The past several posts have focused on a recent adoption case from Utah. I’m going to assume people are up to speed on the basic facts and the outline of the discussion here. I’ve two more points to add to the conversation–one a news update (courtesy of TAO) and the other a further consideration of the legal issues raised here.
First the news: As The Adopted Ones Blog says, the agency involved in the Achane case is apparently under investigation in Utah. It’s actually a tad misleading to say “agency” as the article notes that the corporation has done business under at least eight different names. Thus, I’m sure to many people it appears to be agencies.
Two things here are particularly striking to me: First, the same entity faciliated five of the controversial and litigated adoptions of children born to unmarried women akin to ones we’ve discussed here. These are cases in which the genetically related father has been unable to establish any sort of legal parental rights because of the strictures of Utah law. (This does not appear to include the most recent case discussed here in which the genetically related man was actually able to win. That post goes into more detail about the general issue, though.) It’s hard to believe this is coincidence. Instead, it seems to me the agency here is determined to get children to proper and married Utah families without too much regard for the details of life.
The second observation I’d make is that while this course of conduct could be ideologically driven–founded on a deep belief that married couples are really the best for kids–there’s some evidence to suggest that this particular agency (or the individual behind it) is also driven by greed. Read all the way to the end to see what I mean.
In any event, I imagine we can all agree that agencies like this one give adoption a bad name. (I figure you can agree with that whether you like adoption in general or not.) While it is too bad that administrative processes move slowly, I’m at least glad to note that this agency was already on someone’s radar. Perhaps the Achane case will lead to its suspension.
While on the subject of the news, it appears that the struggle in this case is not over yet. Remember that the judge ordered the child to be turned over to Achane in January? The lawyer for the Freis (the would-be adoptive parents) plans to appeal and challenge this order. In other words, parental status will be contested. (And one last side note on the news–the lawyer for Achane says that initially the Freis were ”duped themselves” although obviously at some point they became more fully aware of the surrounding facts.)
And then there’s the law question which I pose not particularly as a question of Utah law but as a thought question about what the law should be. While no one has called me out on this, I think there’s an important little snarl right in the middle of my thinking about this case.
Why is it clear to someone like me that Achane should win here? For those who think that legal parental rights should flow from genetics, this is a no-brainer. He should be the legal father, he never gave up his rights–there you are. But I don’t want to base legal parentage on genetics. And actually, that’s not the basis on which Achane does get legal parental rights here.
In fact, Achane has legal parental rights because he was married to the woman who gave birth and the law recognizes the husband of a woman who gives birth as the legal father of the child. In general, I’m not wild about this presumption so you might wonder about why I think it is so clear that Achane should win here.

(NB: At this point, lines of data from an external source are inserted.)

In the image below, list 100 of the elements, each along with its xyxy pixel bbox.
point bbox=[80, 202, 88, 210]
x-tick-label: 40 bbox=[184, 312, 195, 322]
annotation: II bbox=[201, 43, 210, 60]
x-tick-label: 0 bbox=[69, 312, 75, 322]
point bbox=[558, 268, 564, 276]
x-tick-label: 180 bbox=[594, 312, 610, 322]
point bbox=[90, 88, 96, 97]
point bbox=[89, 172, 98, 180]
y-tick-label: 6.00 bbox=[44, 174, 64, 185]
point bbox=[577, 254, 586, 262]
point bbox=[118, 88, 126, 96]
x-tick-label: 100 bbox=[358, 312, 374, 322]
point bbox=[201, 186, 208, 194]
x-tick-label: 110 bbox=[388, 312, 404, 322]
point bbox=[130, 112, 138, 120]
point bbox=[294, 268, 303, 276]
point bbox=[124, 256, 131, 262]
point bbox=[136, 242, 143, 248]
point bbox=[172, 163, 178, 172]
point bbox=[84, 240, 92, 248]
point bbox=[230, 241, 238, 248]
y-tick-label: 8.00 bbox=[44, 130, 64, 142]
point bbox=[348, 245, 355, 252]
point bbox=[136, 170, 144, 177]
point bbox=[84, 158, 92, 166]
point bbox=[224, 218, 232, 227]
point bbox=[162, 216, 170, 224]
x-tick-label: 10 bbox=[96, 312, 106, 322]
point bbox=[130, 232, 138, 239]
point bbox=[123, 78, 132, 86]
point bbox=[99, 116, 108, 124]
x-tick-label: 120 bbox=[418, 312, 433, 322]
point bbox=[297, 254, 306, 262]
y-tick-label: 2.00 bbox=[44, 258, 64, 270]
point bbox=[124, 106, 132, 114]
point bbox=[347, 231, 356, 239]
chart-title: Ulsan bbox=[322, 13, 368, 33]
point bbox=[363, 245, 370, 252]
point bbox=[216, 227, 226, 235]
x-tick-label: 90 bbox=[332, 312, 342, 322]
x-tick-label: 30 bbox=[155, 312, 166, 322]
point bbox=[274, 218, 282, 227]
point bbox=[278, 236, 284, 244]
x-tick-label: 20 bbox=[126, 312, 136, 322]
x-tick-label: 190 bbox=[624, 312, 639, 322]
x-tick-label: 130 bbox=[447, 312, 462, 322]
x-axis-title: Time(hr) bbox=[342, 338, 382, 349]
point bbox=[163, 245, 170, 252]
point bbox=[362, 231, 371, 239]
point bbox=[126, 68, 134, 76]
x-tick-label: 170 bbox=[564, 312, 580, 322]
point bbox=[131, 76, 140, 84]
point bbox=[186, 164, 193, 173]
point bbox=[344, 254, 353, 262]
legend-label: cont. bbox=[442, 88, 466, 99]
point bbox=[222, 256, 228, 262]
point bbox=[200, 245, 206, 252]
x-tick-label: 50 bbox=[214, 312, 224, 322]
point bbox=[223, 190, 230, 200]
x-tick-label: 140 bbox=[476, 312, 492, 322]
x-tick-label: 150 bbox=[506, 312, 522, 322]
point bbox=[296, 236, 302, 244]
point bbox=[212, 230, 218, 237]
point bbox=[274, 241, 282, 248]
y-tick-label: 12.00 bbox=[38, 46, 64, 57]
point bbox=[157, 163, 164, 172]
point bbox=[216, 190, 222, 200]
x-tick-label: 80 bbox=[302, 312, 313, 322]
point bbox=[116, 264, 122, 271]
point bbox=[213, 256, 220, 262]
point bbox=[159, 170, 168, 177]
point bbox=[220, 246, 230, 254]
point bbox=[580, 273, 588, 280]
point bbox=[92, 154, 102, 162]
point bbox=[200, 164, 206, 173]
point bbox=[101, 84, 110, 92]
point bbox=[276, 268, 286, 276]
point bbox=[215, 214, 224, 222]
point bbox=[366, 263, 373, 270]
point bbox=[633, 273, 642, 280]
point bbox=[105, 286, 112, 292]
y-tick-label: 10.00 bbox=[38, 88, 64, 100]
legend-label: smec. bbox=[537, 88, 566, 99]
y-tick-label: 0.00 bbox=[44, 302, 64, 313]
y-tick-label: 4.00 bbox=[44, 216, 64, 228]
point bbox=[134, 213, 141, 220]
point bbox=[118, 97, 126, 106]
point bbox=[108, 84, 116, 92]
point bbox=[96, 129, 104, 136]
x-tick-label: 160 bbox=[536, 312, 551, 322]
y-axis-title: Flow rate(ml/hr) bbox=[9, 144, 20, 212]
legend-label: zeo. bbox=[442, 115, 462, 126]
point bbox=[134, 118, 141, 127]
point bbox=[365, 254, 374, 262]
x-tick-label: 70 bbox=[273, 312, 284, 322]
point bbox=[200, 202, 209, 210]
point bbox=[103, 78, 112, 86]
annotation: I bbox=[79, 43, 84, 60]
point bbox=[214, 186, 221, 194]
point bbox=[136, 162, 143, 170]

It’s actually because of my insistence on the importance of law. In this case the law is clear and Achane is entitled to enforce his legal parental rights. The Freis and the adoption center here have evaded the force of law. That’s not okay. It’s cheating. If you don’t like the law, then you should try to change the law, not cheat. And if you do cheat, then you ought not to be able to win by arguing that the law should be changed, because this only encourages cheating. That’s really my objection to the conduct of the agency and perhaps the Freis here.
Which leaves me, at least, to ponder a more difficult question: what should the substantive law be in a case like this? If you take the fraud and the cheating out of the equation, who ought to win and why? That’s actually a harder question for me and I leave it for another day.